Not long ago, Report, a RAI-TV investigative news program, posed the question, What’s the right price to pay for, say, a can of peeled tomatoes–that price below which the entire agricultural system is damaged? How much would that staple of the Italian diet cost if the fields were not pumped with polluting fertilizers to produce monster crops, if the harvesters worked just eight hours a day and received benefits? Well above the 75 American cents the big supermarket chains here charge for that can of tomatoes, Report concluded. The "Californization" of agriculture–national markets, the impoverishment of the farm labor force, a preference for low prices over quality–is a relatively new phenomenon here and not universally accepted, for farm and culinary traditions rank high in the national identity, and Italians tend to be demanding about the quality of their food. But just as in the United States, low food prices (based on relatively low quality, scant concern for working conditions and for the environmental consequences of fertilizers, irrigation, packaging and transportation) have quickly become part of the Italian birthright, in large part because wages are chronically depressed. On the one hand, you have underpaid and unemployed Italians trying to economize at the supermarket; on the other, African laborers working at subhuman wages.

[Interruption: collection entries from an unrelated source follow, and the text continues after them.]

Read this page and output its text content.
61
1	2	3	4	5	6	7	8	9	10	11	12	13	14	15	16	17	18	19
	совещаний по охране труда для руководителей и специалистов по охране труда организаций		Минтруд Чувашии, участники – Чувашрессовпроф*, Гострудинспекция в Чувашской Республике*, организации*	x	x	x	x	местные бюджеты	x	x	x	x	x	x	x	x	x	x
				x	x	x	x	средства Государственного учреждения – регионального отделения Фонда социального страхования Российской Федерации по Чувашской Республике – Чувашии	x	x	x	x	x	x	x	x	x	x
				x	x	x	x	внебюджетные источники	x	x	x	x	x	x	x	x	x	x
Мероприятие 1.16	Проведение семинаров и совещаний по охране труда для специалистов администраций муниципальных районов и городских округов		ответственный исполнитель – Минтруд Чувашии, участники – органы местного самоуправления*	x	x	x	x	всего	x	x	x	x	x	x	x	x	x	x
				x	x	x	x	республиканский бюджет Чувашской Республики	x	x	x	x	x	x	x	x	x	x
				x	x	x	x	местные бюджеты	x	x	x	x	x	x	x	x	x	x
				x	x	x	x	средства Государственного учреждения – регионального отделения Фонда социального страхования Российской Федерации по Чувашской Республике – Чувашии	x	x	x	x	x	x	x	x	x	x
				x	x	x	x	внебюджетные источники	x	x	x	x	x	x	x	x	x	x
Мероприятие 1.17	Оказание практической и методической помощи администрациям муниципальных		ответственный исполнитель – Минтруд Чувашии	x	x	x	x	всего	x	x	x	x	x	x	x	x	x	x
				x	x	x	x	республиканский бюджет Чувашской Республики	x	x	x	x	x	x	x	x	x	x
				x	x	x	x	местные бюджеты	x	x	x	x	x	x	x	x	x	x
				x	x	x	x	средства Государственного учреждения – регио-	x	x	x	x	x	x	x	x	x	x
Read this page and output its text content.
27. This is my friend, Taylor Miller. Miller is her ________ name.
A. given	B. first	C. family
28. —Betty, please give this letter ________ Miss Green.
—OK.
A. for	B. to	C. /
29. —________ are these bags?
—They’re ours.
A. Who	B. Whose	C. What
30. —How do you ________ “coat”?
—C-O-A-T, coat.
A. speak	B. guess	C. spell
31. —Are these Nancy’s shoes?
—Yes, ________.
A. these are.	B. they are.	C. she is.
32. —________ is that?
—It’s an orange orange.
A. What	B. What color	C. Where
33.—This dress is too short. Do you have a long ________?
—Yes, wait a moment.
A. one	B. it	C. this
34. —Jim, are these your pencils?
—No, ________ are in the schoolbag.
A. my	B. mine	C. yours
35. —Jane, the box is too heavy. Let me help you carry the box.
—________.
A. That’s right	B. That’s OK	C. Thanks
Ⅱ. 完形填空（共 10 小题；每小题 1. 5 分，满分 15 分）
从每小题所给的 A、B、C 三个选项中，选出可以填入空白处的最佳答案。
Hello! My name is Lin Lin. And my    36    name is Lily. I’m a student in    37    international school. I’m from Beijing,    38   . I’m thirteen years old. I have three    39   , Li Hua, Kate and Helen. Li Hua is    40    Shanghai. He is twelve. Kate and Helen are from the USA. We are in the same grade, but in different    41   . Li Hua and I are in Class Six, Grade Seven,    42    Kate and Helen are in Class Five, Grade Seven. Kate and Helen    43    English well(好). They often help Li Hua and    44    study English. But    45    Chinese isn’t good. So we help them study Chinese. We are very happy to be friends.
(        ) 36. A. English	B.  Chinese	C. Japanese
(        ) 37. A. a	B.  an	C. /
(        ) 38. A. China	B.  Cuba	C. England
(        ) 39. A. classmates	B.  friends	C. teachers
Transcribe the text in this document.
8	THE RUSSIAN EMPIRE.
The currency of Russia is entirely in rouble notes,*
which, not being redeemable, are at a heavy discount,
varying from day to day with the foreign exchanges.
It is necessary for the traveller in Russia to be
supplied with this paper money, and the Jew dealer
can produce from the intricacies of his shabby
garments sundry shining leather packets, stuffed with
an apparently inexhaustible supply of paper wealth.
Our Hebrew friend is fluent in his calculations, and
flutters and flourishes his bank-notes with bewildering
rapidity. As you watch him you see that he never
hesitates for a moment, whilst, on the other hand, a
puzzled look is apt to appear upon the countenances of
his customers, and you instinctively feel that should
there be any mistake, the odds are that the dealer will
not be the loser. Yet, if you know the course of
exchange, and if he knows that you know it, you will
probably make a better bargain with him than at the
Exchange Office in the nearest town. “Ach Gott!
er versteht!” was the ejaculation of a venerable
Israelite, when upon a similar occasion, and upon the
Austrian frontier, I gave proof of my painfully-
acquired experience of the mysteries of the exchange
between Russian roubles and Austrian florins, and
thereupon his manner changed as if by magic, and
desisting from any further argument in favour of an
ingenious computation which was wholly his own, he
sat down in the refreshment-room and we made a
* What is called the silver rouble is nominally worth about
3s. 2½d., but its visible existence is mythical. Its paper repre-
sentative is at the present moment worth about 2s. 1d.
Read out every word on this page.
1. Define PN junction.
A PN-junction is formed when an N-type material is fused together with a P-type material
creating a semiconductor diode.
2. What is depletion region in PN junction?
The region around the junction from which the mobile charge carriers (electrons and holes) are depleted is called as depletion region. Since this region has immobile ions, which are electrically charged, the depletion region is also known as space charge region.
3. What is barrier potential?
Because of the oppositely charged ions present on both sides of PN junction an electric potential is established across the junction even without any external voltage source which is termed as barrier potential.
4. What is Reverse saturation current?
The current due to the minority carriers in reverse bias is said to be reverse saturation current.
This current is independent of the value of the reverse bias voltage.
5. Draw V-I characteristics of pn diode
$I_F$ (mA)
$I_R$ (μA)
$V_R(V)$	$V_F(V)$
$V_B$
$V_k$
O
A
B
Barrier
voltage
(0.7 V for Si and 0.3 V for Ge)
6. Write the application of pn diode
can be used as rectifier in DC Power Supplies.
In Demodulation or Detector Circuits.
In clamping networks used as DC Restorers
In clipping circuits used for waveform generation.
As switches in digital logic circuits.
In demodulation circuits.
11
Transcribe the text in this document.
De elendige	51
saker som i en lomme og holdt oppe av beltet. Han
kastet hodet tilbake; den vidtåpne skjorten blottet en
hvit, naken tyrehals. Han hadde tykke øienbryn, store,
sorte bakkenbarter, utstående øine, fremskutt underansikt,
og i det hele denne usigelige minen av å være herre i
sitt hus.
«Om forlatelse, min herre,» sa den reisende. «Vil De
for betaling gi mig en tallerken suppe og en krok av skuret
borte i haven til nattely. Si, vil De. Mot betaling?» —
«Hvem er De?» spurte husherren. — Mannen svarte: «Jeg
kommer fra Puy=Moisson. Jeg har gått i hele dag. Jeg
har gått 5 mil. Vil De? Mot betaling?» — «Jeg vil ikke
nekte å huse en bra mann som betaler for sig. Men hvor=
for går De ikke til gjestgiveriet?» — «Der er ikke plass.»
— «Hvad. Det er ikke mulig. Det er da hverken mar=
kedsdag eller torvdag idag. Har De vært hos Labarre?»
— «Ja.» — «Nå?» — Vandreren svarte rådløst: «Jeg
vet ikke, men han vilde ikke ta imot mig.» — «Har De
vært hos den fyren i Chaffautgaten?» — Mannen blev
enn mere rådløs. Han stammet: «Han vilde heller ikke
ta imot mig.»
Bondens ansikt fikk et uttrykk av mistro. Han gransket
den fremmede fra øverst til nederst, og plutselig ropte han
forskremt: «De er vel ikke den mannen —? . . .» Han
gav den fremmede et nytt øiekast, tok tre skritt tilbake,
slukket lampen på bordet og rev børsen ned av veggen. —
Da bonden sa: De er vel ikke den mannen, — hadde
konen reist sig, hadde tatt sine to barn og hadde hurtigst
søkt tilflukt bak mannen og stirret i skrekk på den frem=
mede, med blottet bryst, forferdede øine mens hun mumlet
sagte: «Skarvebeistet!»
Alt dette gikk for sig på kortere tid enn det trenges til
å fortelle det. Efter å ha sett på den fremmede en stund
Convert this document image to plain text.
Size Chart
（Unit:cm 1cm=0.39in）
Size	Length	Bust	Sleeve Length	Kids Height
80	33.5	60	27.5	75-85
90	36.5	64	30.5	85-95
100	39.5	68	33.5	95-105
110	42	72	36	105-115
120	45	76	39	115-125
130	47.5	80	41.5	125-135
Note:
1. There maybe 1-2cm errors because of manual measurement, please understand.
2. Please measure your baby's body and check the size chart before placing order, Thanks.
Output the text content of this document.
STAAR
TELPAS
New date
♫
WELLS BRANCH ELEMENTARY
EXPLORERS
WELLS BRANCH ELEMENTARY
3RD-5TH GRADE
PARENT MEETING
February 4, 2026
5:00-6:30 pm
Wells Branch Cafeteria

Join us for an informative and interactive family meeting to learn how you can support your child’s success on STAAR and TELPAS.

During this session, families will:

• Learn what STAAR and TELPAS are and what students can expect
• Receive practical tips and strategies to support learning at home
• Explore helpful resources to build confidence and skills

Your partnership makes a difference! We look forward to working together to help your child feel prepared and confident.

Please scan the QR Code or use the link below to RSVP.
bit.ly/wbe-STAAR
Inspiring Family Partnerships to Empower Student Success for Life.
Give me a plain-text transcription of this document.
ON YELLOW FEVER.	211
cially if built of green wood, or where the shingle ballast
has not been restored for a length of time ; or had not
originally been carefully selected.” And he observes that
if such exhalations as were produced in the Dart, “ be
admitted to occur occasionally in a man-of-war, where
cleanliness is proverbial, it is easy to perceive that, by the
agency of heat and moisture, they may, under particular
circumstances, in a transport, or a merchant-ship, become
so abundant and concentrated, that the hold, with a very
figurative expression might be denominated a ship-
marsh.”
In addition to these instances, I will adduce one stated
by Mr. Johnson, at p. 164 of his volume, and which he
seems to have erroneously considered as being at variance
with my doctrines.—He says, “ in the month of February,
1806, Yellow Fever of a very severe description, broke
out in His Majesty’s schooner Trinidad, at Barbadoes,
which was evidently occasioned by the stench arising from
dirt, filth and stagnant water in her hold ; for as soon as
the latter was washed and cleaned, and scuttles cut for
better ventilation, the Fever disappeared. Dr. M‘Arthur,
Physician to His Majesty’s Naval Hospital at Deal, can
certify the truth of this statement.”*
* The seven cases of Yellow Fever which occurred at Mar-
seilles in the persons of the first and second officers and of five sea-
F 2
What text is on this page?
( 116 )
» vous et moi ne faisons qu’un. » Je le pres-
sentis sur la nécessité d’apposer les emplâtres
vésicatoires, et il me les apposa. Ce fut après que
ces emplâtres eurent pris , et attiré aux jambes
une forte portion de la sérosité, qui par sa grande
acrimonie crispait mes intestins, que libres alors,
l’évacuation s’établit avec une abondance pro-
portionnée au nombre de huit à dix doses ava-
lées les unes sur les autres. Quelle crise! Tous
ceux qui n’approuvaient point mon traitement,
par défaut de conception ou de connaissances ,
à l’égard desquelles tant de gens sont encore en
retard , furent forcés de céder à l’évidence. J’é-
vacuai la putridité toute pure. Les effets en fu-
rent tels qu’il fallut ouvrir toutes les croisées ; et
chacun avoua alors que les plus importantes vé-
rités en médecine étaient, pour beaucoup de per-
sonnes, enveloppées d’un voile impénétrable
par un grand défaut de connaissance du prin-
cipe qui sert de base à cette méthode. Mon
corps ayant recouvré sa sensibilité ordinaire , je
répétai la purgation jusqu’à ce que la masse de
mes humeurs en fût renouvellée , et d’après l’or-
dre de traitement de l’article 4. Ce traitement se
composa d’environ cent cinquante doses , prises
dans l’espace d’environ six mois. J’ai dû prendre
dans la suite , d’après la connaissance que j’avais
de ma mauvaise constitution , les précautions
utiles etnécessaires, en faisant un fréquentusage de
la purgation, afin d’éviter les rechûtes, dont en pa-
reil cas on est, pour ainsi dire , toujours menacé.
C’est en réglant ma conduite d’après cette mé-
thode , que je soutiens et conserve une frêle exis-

In his high-spirited new novel, Blacks Out, Vladimiro Polchi describes a catastrophic day in the near future when the 10 percent of Italy’s working population who are immigrants decide to go on strike, mostly just to remind Italians that they exist. Factories shut down, families struggle to cope without the hundreds of thousands of home helpers who clean the toilets, look after old people, baby-sit the children. Produce rots in the fields, bars and restaurants shut their doors, soccer matches are called off, even the parish priest does not show up to say Mass (some 1,500 parish priests here are foreign-born).

Such a walkout–timid this first year, perhaps, but destined to grow–has been called for March 1. It’s a first step in making those Italians who are complacent about their own rights and privileges aware that their silent, invisible immigrant counterparts have none. And it’s a way to lend Italy’s shadow workforce a little of that dignity the men of Rosarno were fighting for.